Taste and adjust seasoning. Serve with fresh parsley, fresh parmesan and crusty bread.
Expert Tips
- Cook low and slow. The longer you let the chickpea vegetable stew simmer, the more intense the flavor will be.
- Slowly sauté the veggies. By cooking the onion, garlic, carrot, and celery at low heat you are allowing the aromatics to come out.
- To up the protein content. Swap the vegetable broth for chicken bone broth or add in rotisserie chicken.
- Add in pasta. To make the stew even hearty, add in pasta. Simply add pasta, after 20 minutes of simmering, add dried pasta and simmer for another 10-15 minutes.
- Use generous amounts of herbs and spices. These are what give the stew such incredible flavor so don’t be bashful.
- Add in more veggies. You can add in whatever veggies you have on hand. Red bell pepper, zucchini, etc would be delicious.
- To save time. Use a 28 oz can of diced tomatoes instead of fresh tomatoes.
Frequently Asked Questions
- How do I store chickpea vegetable stew? Store in an airtight container in the fridge for up to 5 days.
- Can I freeze it? Yes, this is ideal for freezing! To freeze, just allow to cool completely and then transfer to freezer containers or freezer safe bags. Store for up to 3 months. To reheat just thaw overnight in the fridge and reheat stovetop.
- What should I serve with this stew?

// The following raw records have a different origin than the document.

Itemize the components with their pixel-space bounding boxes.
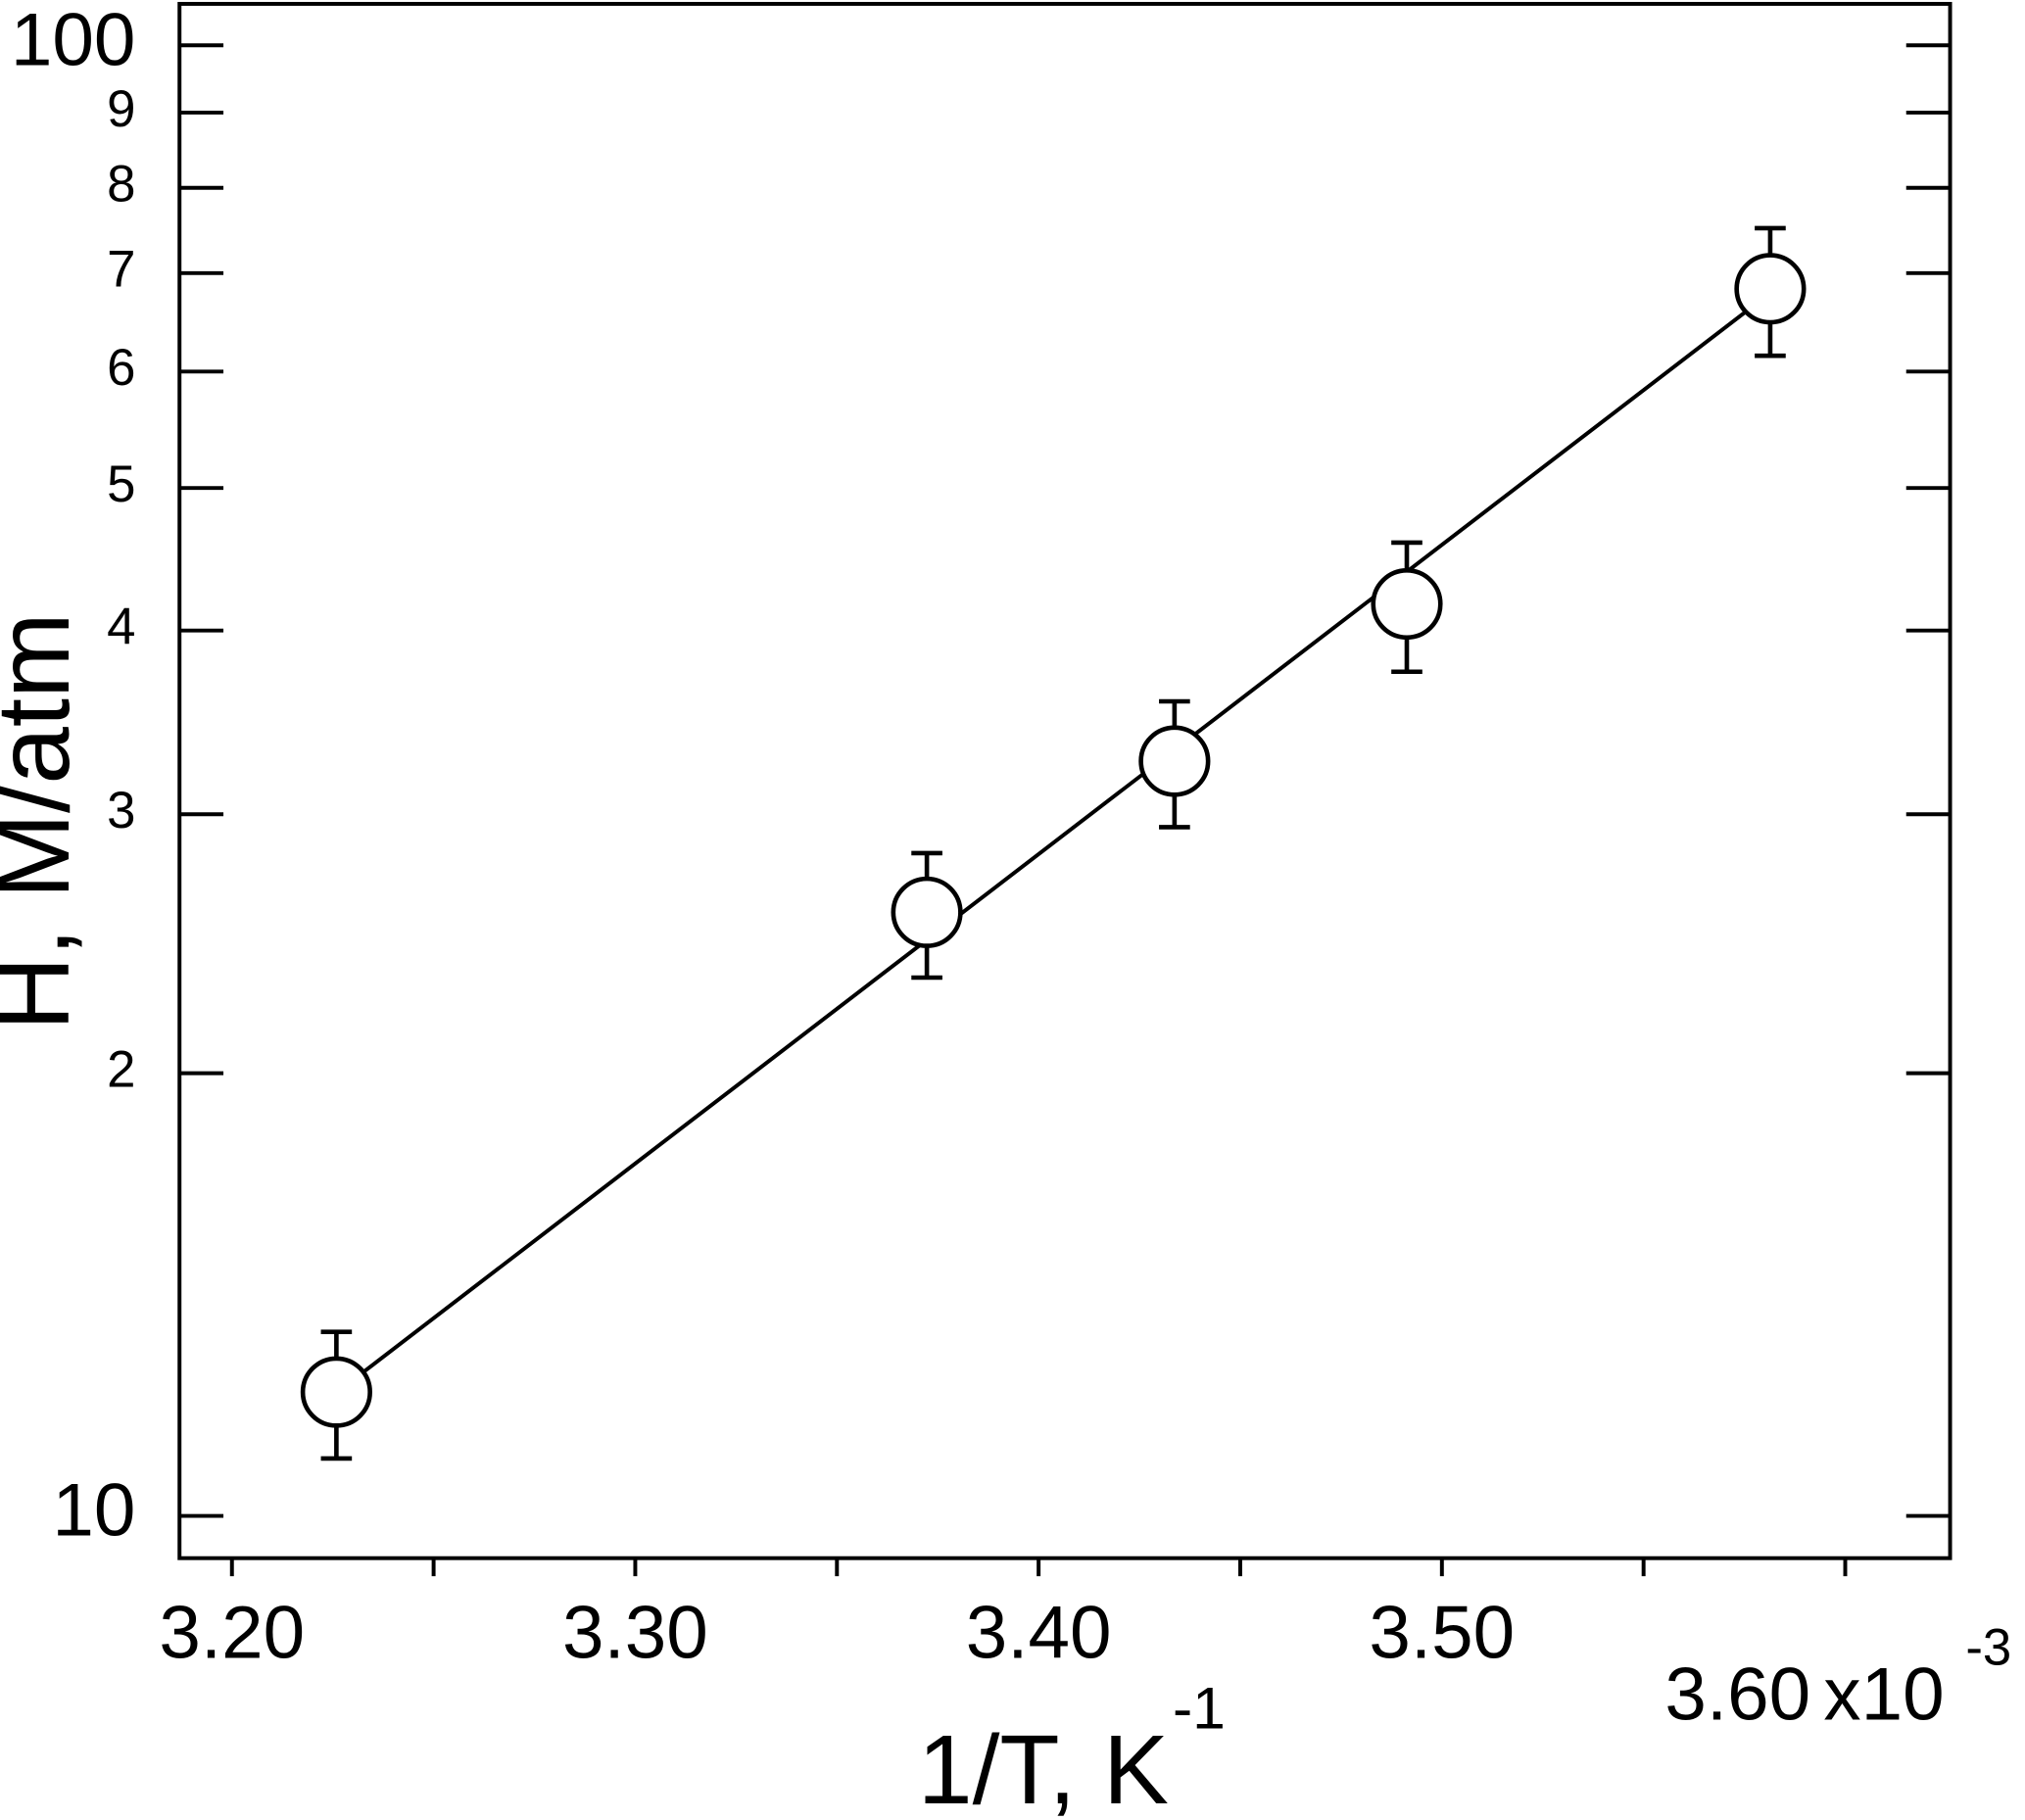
x-multiplier-sup: -3 (1965, 1618, 2011, 1676)
x-tick-label: 3.50 (1369, 1592, 1515, 1675)
y-tick-label: 6 (107, 339, 135, 397)
plot-frame (177, 1, 1953, 1560)
y-tick-label: 5 (107, 455, 135, 513)
x-axis-label-sup: -1 (1173, 1675, 1226, 1742)
data-point (300, 1356, 372, 1428)
data-point (1138, 725, 1211, 797)
y-tick-label: 10 (52, 1469, 135, 1553)
x-tick-label: 3.30 (562, 1592, 708, 1675)
y-tick-label: 4 (107, 599, 135, 656)
data-point (1734, 253, 1807, 325)
x-axis-label: 1/T, K (918, 1715, 1169, 1820)
y-tick-label: 100 (11, 0, 136, 81)
x-tick-label: 3.40 (966, 1592, 1112, 1675)
y-tick-label: 3 (107, 782, 135, 839)
fit-line (347, 308, 1750, 1385)
x-tick-label: 3.60 (1664, 1653, 1810, 1737)
data-point (891, 876, 963, 948)
y-tick-label: 9 (107, 80, 135, 138)
y-tick-label: 7 (107, 241, 135, 299)
x-tick-label: 3.20 (159, 1592, 305, 1675)
data-point (1371, 567, 1443, 641)
y-axis-label: H, M/atm (0, 612, 91, 1030)
x-multiplier: x10 (1823, 1653, 1944, 1737)
y-tick-label: 2 (107, 1041, 135, 1099)
y-tick-label: 8 (107, 156, 135, 214)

I would suggest serving it with some warm, crusty bread and a simple salad like this brussels sprouts and kale salad.
Chickpea Vegetable Stew
Ingredients
- ¼ cup extra virgin olive oil
- 1 (14 oz) can chickpeas, rinsed and drained
- 4 large carrots, roughly chopped
- 4 celery stalks, roughly chopped
- 3 garlic cloves, minced
- 1 yellow onion, roughly chopped
- 5 tomatoes, diced
- 1 bunch kale, finely chopped
- 1 tsp dried oregano
- 1 tsp dried thyme
- 2 bay leaves
- 3 cups vegetable broth
- salt and pepper, to taste
- fresh parsley, to serve
Instructions
- Heat olive oil in a large dutch oven or stock pot on the stove at a medium high heat. Add in onions, celery, and carrots. Season well with salt and pepper then sauté for about 5-10 minutes or until fragrant and translucent.
- Add in garlic, tomatoes, chickpeas, bay leaves, oregano, thyme, and vegetable broth. Stir to combine. Cook at medium high heat for about 5-7 minutes.
- Stir in the kale and fresh parsley. Bring to a boil then reduce heat. Cover and simmer for about 30-35 minutes.
- Taste and adjust seasoning. Serve with fresh parsley, fresh parmesan and crusty bread.
Notes
- Option to add pasta: Simply add pasta, after 20 minutes of simmering, add dried pasta and simmer for another 10-15 minutes.
- To store: Allow to cool and then place in an airtight container in the fridge for up to 5 days.
- To freeze: Allow to cool and store in a freezer safe storage container or bag for up to 3 months.